所謂タカの目に私はどのように映っているのでしょう。
『あいつ白髪多いなぁ』
冗談抜きでこれくらいしっかりと見えているはず。
ハチクマというタカに関しては個体差が激しく、見た目にも全然違うことから十人十色といった様相。
近くを通過した個体を何枚か掲載。
まさに一点物と言ってもいいくらい個性に富んでいます。
渡っていくハチクマを眺めていましたが時刻も正午を回り出が悪くなってきたことから「そろそろ撤収かな」と考えていると標高の低い位置から徐々に高度を上げてくる大きなタカが目に入りました。
「出た!」
私が今日のお目当てとしていたクマタカの登場です。
遠巻きに見ても翼の広さ・反り返りが大きくあからさまにハチクマとは異なりワシに近いイメージ。
高度を上げたクマタカはスッーと森の影に姿を隠し再び姿を現すのを待ちましたがなかなか出てきてくれません。
どうやら影に入ったところで木に止まってしまったようです。
このクマタカ、地元の先輩のお話によると人を全く気にすることなく山の鉄塔にいつも止まっているとのこと。
希に低い場所に止まることもあり携帯で撮影された方もいるそうで、俄に信じがたいお話でしたがちょうど撮影された方が訪れ実際に写真を見せてもらいました。
もし望遠レンズで撮影したら顔しか写らない、そんな距離で撮影です。
先輩曰く『必ずこっちに飛んでくる』と云われワクワクしながら待っていると・・・
本当に飛んできた。
まるで鉄塔に吸い寄せられるよう一直線に飛んできて着地の態勢に。
羽をすぼめて鉄塔の奥へ。
逆光気味で少々残念。
見えにくい位置に止まってしまったようで鉄塔を1周するようにしてクマタカを探してみると見つけることができたものの後ろ向き。
【18禁】
フワフワのお尻。
これはこれである意味レアかなとお尻を眺めているとピョンピョン跳ねるようにして場所を移動。
ここが所定の位置なんだそうです。
辺りには登山してきた方や地元の方もいて賑やかな雰囲気だったもののクマタカにはそれを気にする様子が見られませんでした。
そんなクマタカを暫く眺めているとなにかソワソワした感じで「獲物を見つけたのか?」と思い注視していると・・・
行ったー!
ピント合わせが追い付かない程のスピードで羽をすぼめ弾丸のように急降下。
一瞬で森の中へ消えてしまい獲物が何であったのか、狩りが成功したのかまでは分かりませんでした。

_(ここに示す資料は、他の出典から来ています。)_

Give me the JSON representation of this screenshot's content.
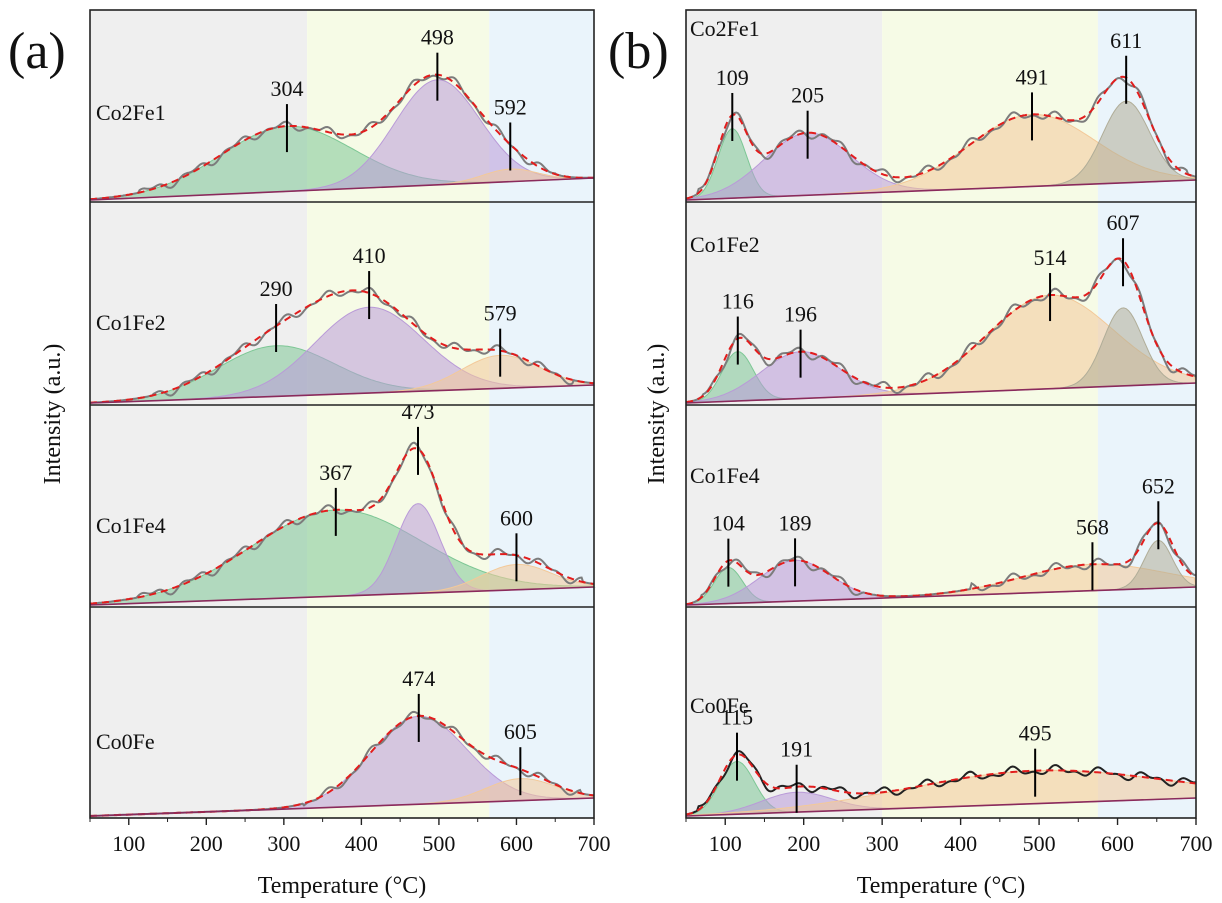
{
  "figure": {
    "panel_labels": [
      "(a)",
      "(b)"
    ]
  },
  "colors": {
    "region_low": "#efefef",
    "region_mid": "#f6fbe6",
    "region_high": "#eaf4fb",
    "component_1": "#7dc795",
    "component_2": "#b99ad8",
    "component_3": "#f3c999",
    "component_4": "#b0ad98",
    "measured": "#7c7c7c",
    "fit": "#e21d1d",
    "baseline": "#8a2a5c"
  },
  "chart_data": [
    {
      "type": "line",
      "panel": "(a)",
      "xlabel": "Temperature (°C)",
      "ylabel": "Intensity (a.u.)",
      "xlim": [
        50,
        700
      ],
      "xticks": [
        100,
        200,
        300,
        400,
        500,
        600,
        700
      ],
      "regions": [
        {
          "from": 50,
          "to": 330,
          "color": "region_low"
        },
        {
          "from": 330,
          "to": 565,
          "color": "region_mid"
        },
        {
          "from": 565,
          "to": 700,
          "color": "region_high"
        }
      ],
      "samples": [
        {
          "label": "Co2Fe1",
          "peaks": [
            {
              "center": 304,
              "label": "304",
              "height": 0.62,
              "width": 85,
              "color": "component_1"
            },
            {
              "center": 498,
              "label": "498",
              "height": 1.0,
              "width": 55,
              "color": "component_2"
            },
            {
              "center": 592,
              "label": "592",
              "height": 0.12,
              "width": 35,
              "color": "component_3"
            }
          ]
        },
        {
          "label": "Co1Fe2",
          "peaks": [
            {
              "center": 290,
              "label": "290",
              "height": 0.46,
              "width": 75,
              "color": "component_1"
            },
            {
              "center": 410,
              "label": "410",
              "height": 0.78,
              "width": 70,
              "color": "component_2"
            },
            {
              "center": 579,
              "label": "579",
              "height": 0.3,
              "width": 50,
              "color": "component_3"
            }
          ]
        },
        {
          "label": "Co1Fe4",
          "peaks": [
            {
              "center": 367,
              "label": "367",
              "height": 0.75,
              "width": 110,
              "color": "component_1"
            },
            {
              "center": 473,
              "label": "473",
              "height": 0.78,
              "width": 28,
              "color": "component_2"
            },
            {
              "center": 600,
              "label": "600",
              "height": 0.22,
              "width": 45,
              "color": "component_3"
            }
          ]
        },
        {
          "label": "Co0Fe",
          "peaks": [
            {
              "center": 474,
              "label": "474",
              "height": 0.88,
              "width": 62,
              "color": "component_2"
            },
            {
              "center": 605,
              "label": "605",
              "height": 0.22,
              "width": 45,
              "color": "component_3"
            }
          ]
        }
      ]
    },
    {
      "type": "line",
      "panel": "(b)",
      "xlabel": "Temperature (°C)",
      "ylabel": "Intensity (a.u.)",
      "xlim": [
        50,
        700
      ],
      "xticks": [
        100,
        200,
        300,
        400,
        500,
        600,
        700
      ],
      "regions": [
        {
          "from": 50,
          "to": 300,
          "color": "region_low"
        },
        {
          "from": 300,
          "to": 575,
          "color": "region_mid"
        },
        {
          "from": 575,
          "to": 700,
          "color": "region_high"
        }
      ],
      "samples": [
        {
          "label": "Co2Fe1",
          "peaks": [
            {
              "center": 109,
              "label": "109",
              "height": 0.58,
              "width": 18,
              "color": "component_1"
            },
            {
              "center": 205,
              "label": "205",
              "height": 0.52,
              "width": 55,
              "color": "component_2"
            },
            {
              "center": 491,
              "label": "491",
              "height": 0.6,
              "width": 80,
              "color": "component_3"
            },
            {
              "center": 611,
              "label": "611",
              "height": 0.68,
              "width": 30,
              "color": "component_4"
            }
          ]
        },
        {
          "label": "Co1Fe2",
          "peaks": [
            {
              "center": 116,
              "label": "116",
              "height": 0.38,
              "width": 20,
              "color": "component_1"
            },
            {
              "center": 196,
              "label": "196",
              "height": 0.36,
              "width": 50,
              "color": "component_2"
            },
            {
              "center": 514,
              "label": "514",
              "height": 0.72,
              "width": 80,
              "color": "component_3"
            },
            {
              "center": 607,
              "label": "607",
              "height": 0.6,
              "width": 25,
              "color": "component_4"
            }
          ]
        },
        {
          "label": "Co1Fe4",
          "peaks": [
            {
              "center": 104,
              "label": "104",
              "height": 0.3,
              "width": 18,
              "color": "component_1"
            },
            {
              "center": 189,
              "label": "189",
              "height": 0.34,
              "width": 45,
              "color": "component_2"
            },
            {
              "center": 568,
              "label": "568",
              "height": 0.22,
              "width": 90,
              "color": "component_3"
            },
            {
              "center": 652,
              "label": "652",
              "height": 0.4,
              "width": 18,
              "color": "component_4"
            }
          ]
        },
        {
          "label": "Co0Fe",
          "peaks": [
            {
              "center": 115,
              "label": "115",
              "height": 0.48,
              "width": 22,
              "color": "component_1"
            },
            {
              "center": 191,
              "label": "191",
              "height": 0.18,
              "width": 45,
              "color": "component_2"
            },
            {
              "center": 495,
              "label": "495",
              "height": 0.3,
              "width": 160,
              "color": "component_3"
            }
          ]
        }
      ]
    }
  ]
}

しかしながらいつも遠くから眺めている鳥を狙って観察できたことに興奮を隠しきれません。
喜びも束の間、ここで事件が発生。
クマタカの画像を一人ニヤニヤしながら再生している時間帯、私は通過していくタカから目を離していました。
一緒に観察をしていた先輩方はその間も観察を続けていましたが、なんとこの間にイヌワシの幼鳥が通過していたのです・・・
最後の最後に大どんでん返しを食らいましたが、先輩曰く「こんなに良い条件で色々見れたのは久しぶり」とのことでした。
イヌワシは残念でしたがそんな好条件の日に観察できたことを考えると良しとしないとバチが当たるかもしれません。
今の時期、空を見上げると思いもしない鳥が通過してるかも。
今日の観察日記はこの辺でおしまいです。